Die oben eingeführten Feldverbunde können wichtige Eigenschaften der Booleschen Funktion wiederspiegeln. Diese Eigenschaften hängen von der Größe der Feldverbunde sowie der Beziehung der Feldverbunde untereinander ab. Um deren Besonderheiten zu unterstreichen, werden unterschiedliche Formen der Verbunde differenziert, was zu den folgenden Definitionen führt:

Definition: Implikand

Als Implikand wird ein anschaulicher Feldverbund im KV-Diagramm bzw. der entsprechende algebraische Term bezeichnet. "Implikand" und "Feldverbund" sind in diesem Sinne also synonym.

Definition: Primimplikand (PI)

Ein Implikand einer Booleschen Funktion wird als Primimplikand bezeichnet, wenn er in keinem anderen Implikanden vollständig enthalten ist.

Definition: Kern-Primimplikand (KPI)

Enthält ein Primimplikand (PI) mindestens eine Vollkonjunktion, die in keinem anderen PI enthalten ist, spricht man von einem Kern-Primimplikanden (KPI).

Abb. 2.22: Definition der Implikanden.

Wie an einfachen Beispielen verifiziert werden kann, ist normalerweise die Bildung zahlreicher Implikanden, Primimplikanden bzw.

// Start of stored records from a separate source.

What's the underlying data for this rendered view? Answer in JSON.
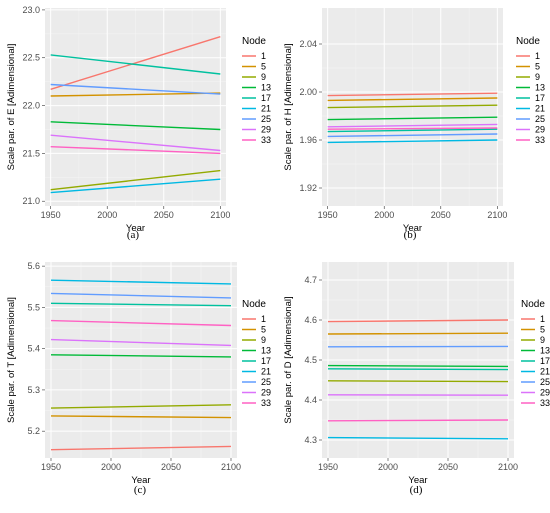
{
  "legend": {
    "title": "Node",
    "nodes": [
      "1",
      "5",
      "9",
      "13",
      "17",
      "21",
      "25",
      "29",
      "33"
    ],
    "colors": [
      "#F8766D",
      "#D39200",
      "#93AA00",
      "#00BA38",
      "#00C19F",
      "#00B9E3",
      "#619CFF",
      "#DB72FB",
      "#FF61C3"
    ]
  },
  "chart_data": [
    {
      "type": "line",
      "panel": "(a)",
      "caption": "(a)",
      "xlabel": "Year",
      "ylabel": "Scale par. of E [Adimensional]",
      "xlim": [
        1945,
        2105
      ],
      "ylim": [
        20.95,
        23.02
      ],
      "xticks": [
        1950,
        2000,
        2050,
        2100
      ],
      "yticks": [
        21.0,
        21.5,
        22.0,
        22.5,
        23.0
      ],
      "ytick_labels": [
        "21.0",
        "21.5",
        "22.0",
        "22.5",
        "23.0"
      ],
      "grid": true,
      "legend_position": "right",
      "x": [
        1950,
        2100
      ],
      "series": [
        {
          "name": "1",
          "values": [
            22.17,
            22.72
          ]
        },
        {
          "name": "5",
          "values": [
            22.1,
            22.13
          ]
        },
        {
          "name": "9",
          "values": [
            21.12,
            21.32
          ]
        },
        {
          "name": "13",
          "values": [
            21.83,
            21.75
          ]
        },
        {
          "name": "17",
          "values": [
            22.53,
            22.33
          ]
        },
        {
          "name": "21",
          "values": [
            21.09,
            21.23
          ]
        },
        {
          "name": "25",
          "values": [
            22.22,
            22.12
          ]
        },
        {
          "name": "29",
          "values": [
            21.69,
            21.53
          ]
        },
        {
          "name": "33",
          "values": [
            21.57,
            21.5
          ]
        }
      ]
    },
    {
      "type": "line",
      "panel": "(b)",
      "caption": "(b)",
      "xlabel": "Year",
      "ylabel": "Scale par. of H [Adimensional]",
      "xlim": [
        1945,
        2105
      ],
      "ylim": [
        1.905,
        2.07
      ],
      "xticks": [
        1950,
        2000,
        2050,
        2100
      ],
      "yticks": [
        1.92,
        1.96,
        2.0,
        2.04
      ],
      "ytick_labels": [
        "1.92",
        "1.96",
        "2.00",
        "2.04"
      ],
      "grid": true,
      "legend_position": "right",
      "x": [
        1950,
        2100
      ],
      "series": [
        {
          "name": "1",
          "values": [
            1.997,
            1.999
          ]
        },
        {
          "name": "5",
          "values": [
            1.993,
            1.995
          ]
        },
        {
          "name": "9",
          "values": [
            1.987,
            1.989
          ]
        },
        {
          "name": "13",
          "values": [
            1.977,
            1.979
          ]
        },
        {
          "name": "17",
          "values": [
            1.967,
            1.969
          ]
        },
        {
          "name": "21",
          "values": [
            1.958,
            1.96
          ]
        },
        {
          "name": "25",
          "values": [
            1.963,
            1.965
          ]
        },
        {
          "name": "29",
          "values": [
            1.971,
            1.973
          ]
        },
        {
          "name": "33",
          "values": [
            1.969,
            1.97
          ]
        }
      ]
    },
    {
      "type": "line",
      "panel": "(c)",
      "caption": "(c)",
      "xlabel": "Year",
      "ylabel": "Scale par. of T [Adimensional]",
      "xlim": [
        1945,
        2105
      ],
      "ylim": [
        5.135,
        5.61
      ],
      "xticks": [
        1950,
        2000,
        2050,
        2100
      ],
      "yticks": [
        5.2,
        5.3,
        5.4,
        5.5,
        5.6
      ],
      "ytick_labels": [
        "5.2",
        "5.3",
        "5.4",
        "5.5",
        "5.6"
      ],
      "grid": true,
      "legend_position": "right",
      "x": [
        1950,
        2100
      ],
      "series": [
        {
          "name": "1",
          "values": [
            5.155,
            5.163
          ]
        },
        {
          "name": "5",
          "values": [
            5.237,
            5.233
          ]
        },
        {
          "name": "9",
          "values": [
            5.256,
            5.264
          ]
        },
        {
          "name": "13",
          "values": [
            5.385,
            5.38
          ]
        },
        {
          "name": "17",
          "values": [
            5.51,
            5.504
          ]
        },
        {
          "name": "21",
          "values": [
            5.566,
            5.557
          ]
        },
        {
          "name": "25",
          "values": [
            5.534,
            5.523
          ]
        },
        {
          "name": "29",
          "values": [
            5.422,
            5.408
          ]
        },
        {
          "name": "33",
          "values": [
            5.468,
            5.456
          ]
        }
      ]
    },
    {
      "type": "line",
      "panel": "(d)",
      "caption": "(d)",
      "xlabel": "Year",
      "ylabel": "Scale par. of D [Adimensional]",
      "xlim": [
        1945,
        2105
      ],
      "ylim": [
        4.255,
        4.745
      ],
      "xticks": [
        1950,
        2000,
        2050,
        2100
      ],
      "yticks": [
        4.3,
        4.4,
        4.5,
        4.6,
        4.7
      ],
      "ytick_labels": [
        "4.3",
        "4.4",
        "4.5",
        "4.6",
        "4.7"
      ],
      "grid": true,
      "legend_position": "right",
      "x": [
        1950,
        2100
      ],
      "series": [
        {
          "name": "1",
          "values": [
            4.596,
            4.6
          ]
        },
        {
          "name": "5",
          "values": [
            4.565,
            4.567
          ]
        },
        {
          "name": "9",
          "values": [
            4.448,
            4.446
          ]
        },
        {
          "name": "13",
          "values": [
            4.486,
            4.484
          ]
        },
        {
          "name": "17",
          "values": [
            4.478,
            4.476
          ]
        },
        {
          "name": "21",
          "values": [
            4.306,
            4.303
          ]
        },
        {
          "name": "25",
          "values": [
            4.533,
            4.534
          ]
        },
        {
          "name": "29",
          "values": [
            4.413,
            4.412
          ]
        },
        {
          "name": "33",
          "values": [
            4.348,
            4.35
          ]
        }
      ]
    }
  ]
}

Kern-Primimplikanden möglich. Es stellt sich die Frage, welche dieser Verbunde in der Schaltungsrealisierung unbedingt Verwendung finden müssen.

Regel:



Dies führt zu zwei weiteren Begriffsdefinitionen:

Definition: Absolut eliminierbarer Primimplikand

Ein PI ist absolut eliminierbar, wenn es für die gegebene Bfkt eine Disjunktion von Kern-PIs gibt, die ihn vollständig enthält.

Definition: Relativ eliminierbarer Primimplikand

Ein PI ist relativ eliminierbar, wenn er weder einen KPI darstellt noch absolut eliminierbar ist. Ein Teil dieser relativ eliminierbaren PIs muß in der Schaltungsrealisierung verwendet werden.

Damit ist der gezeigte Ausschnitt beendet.